Monday, May 29, 2017

Offer It Up

Have you ever been told to offer something up? Chances are, if you are like most Americans, your immediate response is resentment at being told what to do and a mental block against the idea—especially if it came from one of your parents.  It matters little whether you may have told others precisely the same thing when you had nothing to suffer.

Well, despite whatever emotional baggage you may carry regarding this idea of offering something up, it does have the power to transform your life. But the enemy will do his best to prevent your realizing it.

Offer it up,” is such a vague thing to say anyway. We humans do not deal well in vagueness, even when it presents universal truth. We need the concrete specifics that turn that universal truth from something out there into something that penetrates to the deepest recesses of our hearts.

As I mentioned in my last post, sacrifice is a part of our baptismal priesthood. That means that we are called to offer sacrifice to the Father on behalf of others. Unlike the ministerial priest who offers the sacrifice of Christ upon the cross through His role in persona Christi, acting in the person of Christ, we have only the substance of our lives to offer in sacrifice. However, there is certainly enough substance there and it too may be transformed by Christ, if not transubstantiated.

In the sacrifice of the Mass, the priest has the tradition of centuries behind the weight of his words directed toward a specific offering. We need that same specificity in our lives. Although we can simply sacrifice in general for souls or for the world, unless we have a burning zeal like the great saints, we will soon grow lukewarm in our efforts.

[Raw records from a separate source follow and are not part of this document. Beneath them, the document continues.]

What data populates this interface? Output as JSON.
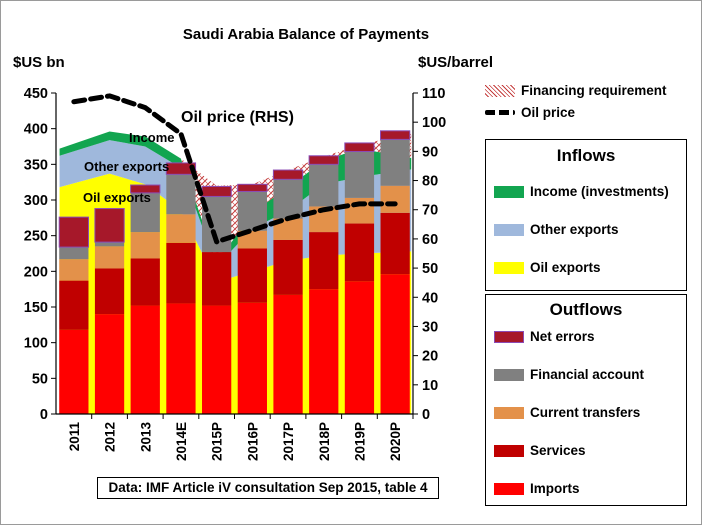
{
  "chart_data": {
    "type": "bar",
    "title": "Saudi Arabia Balance of Payments",
    "ylabel_left": "$US bn",
    "ylabel_right": "$US/barrel",
    "ylim_left": [
      0,
      450
    ],
    "yticks_left": [
      0,
      50,
      100,
      150,
      200,
      250,
      300,
      350,
      400,
      450
    ],
    "ylim_right": [
      0,
      110
    ],
    "yticks_right": [
      0,
      10,
      20,
      30,
      40,
      50,
      60,
      70,
      80,
      90,
      100,
      110
    ],
    "categories": [
      "2011",
      "2012",
      "2013",
      "2014E",
      "2015P",
      "2016P",
      "2017P",
      "2018P",
      "2019P",
      "2020P"
    ],
    "inflows_area": [
      {
        "name": "Oil exports",
        "color": "#ffff00",
        "values": [
          318,
          337,
          322,
          285,
          185,
          200,
          215,
          222,
          225,
          228
        ]
      },
      {
        "name": "Other exports",
        "color": "#9fb8dc",
        "values": [
          44,
          47,
          53,
          60,
          22,
          60,
          70,
          100,
          107,
          115
        ]
      },
      {
        "name": "Income (investments)",
        "color": "#12a550",
        "values": [
          10,
          12,
          14,
          13,
          5,
          22,
          33,
          33,
          40,
          16
        ]
      }
    ],
    "financing_requirement": {
      "name": "Financing requirement",
      "values": [
        0,
        0,
        0,
        0,
        108,
        40,
        24,
        6,
        5,
        35
      ]
    },
    "outflows_bars": [
      {
        "name": "Imports",
        "color": "#ff0000",
        "values": [
          118,
          140,
          152,
          155,
          152,
          156,
          167,
          175,
          186,
          196
        ]
      },
      {
        "name": "Services",
        "color": "#c00000",
        "values": [
          69,
          64,
          66,
          85,
          75,
          76,
          77,
          80,
          81,
          86
        ]
      },
      {
        "name": "Current transfers",
        "color": "#e3914a",
        "values": [
          30,
          31,
          37,
          40,
          0,
          25,
          30,
          36,
          36,
          38
        ]
      },
      {
        "name": "Financial account",
        "color": "#808080",
        "values": [
          17,
          6,
          55,
          56,
          78,
          55,
          55,
          59,
          65,
          65
        ]
      },
      {
        "name": "Net errors",
        "color": "#a6182a",
        "values": [
          42,
          47,
          11,
          16,
          14,
          10,
          13,
          12,
          12,
          12
        ]
      }
    ],
    "oil_price": {
      "name": "Oil price",
      "axis": "right",
      "values": [
        107,
        109,
        105,
        96,
        59,
        63,
        67,
        70,
        72,
        72
      ]
    },
    "annotations": {
      "oil_price_label": "Oil price (RHS)",
      "income_label": "Income",
      "other_exports_label": "Other exports",
      "oil_exports_label": "Oil exports"
    },
    "legend": {
      "top": [
        {
          "label": "Financing requirement",
          "kind": "hatch"
        },
        {
          "label": "Oil price",
          "kind": "dash"
        }
      ],
      "inflows_title": "Inflows",
      "inflows": [
        {
          "label": "Income (investments)",
          "color": "#12a550"
        },
        {
          "label": "Other exports",
          "color": "#9fb8dc"
        },
        {
          "label": "Oil exports",
          "color": "#ffff00"
        }
      ],
      "outflows_title": "Outflows",
      "outflows": [
        {
          "label": "Net errors",
          "color": "#a6182a"
        },
        {
          "label": "Financial account",
          "color": "#808080"
        },
        {
          "label": "Current transfers",
          "color": "#e3914a"
        },
        {
          "label": "Services",
          "color": "#c00000"
        },
        {
          "label": "Imports",
          "color": "#ff0000"
        }
      ]
    },
    "source": "Data: IMF Article iV consultation Sep 2015, table 4",
    "grid": false
  }
}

We need specific intentions. We need to pray for particular people, for particular situations, for particular healings.  If I say in a moment of suffering that it is for my friend who is struggling, for my godmother, for someone who is going through surgery, or for anyone else for whom I have promised to pray, I have somewhere to direct my pain.  Instead of struggling within myself and wanting to escape, I have a means to bring fruit from my suffering because it is for another.

Even when the suffering seems impossible to offer up because it is too much to endure, we can make that effort of the will.  Then offering it up means transforming it into a prayer moment by moment. Instead of an obstacle to remove, it becomes a sacrifice of love as we lift up to the Lord the name of a loved one, repeating again and again that the suffering is for that one so dear to us.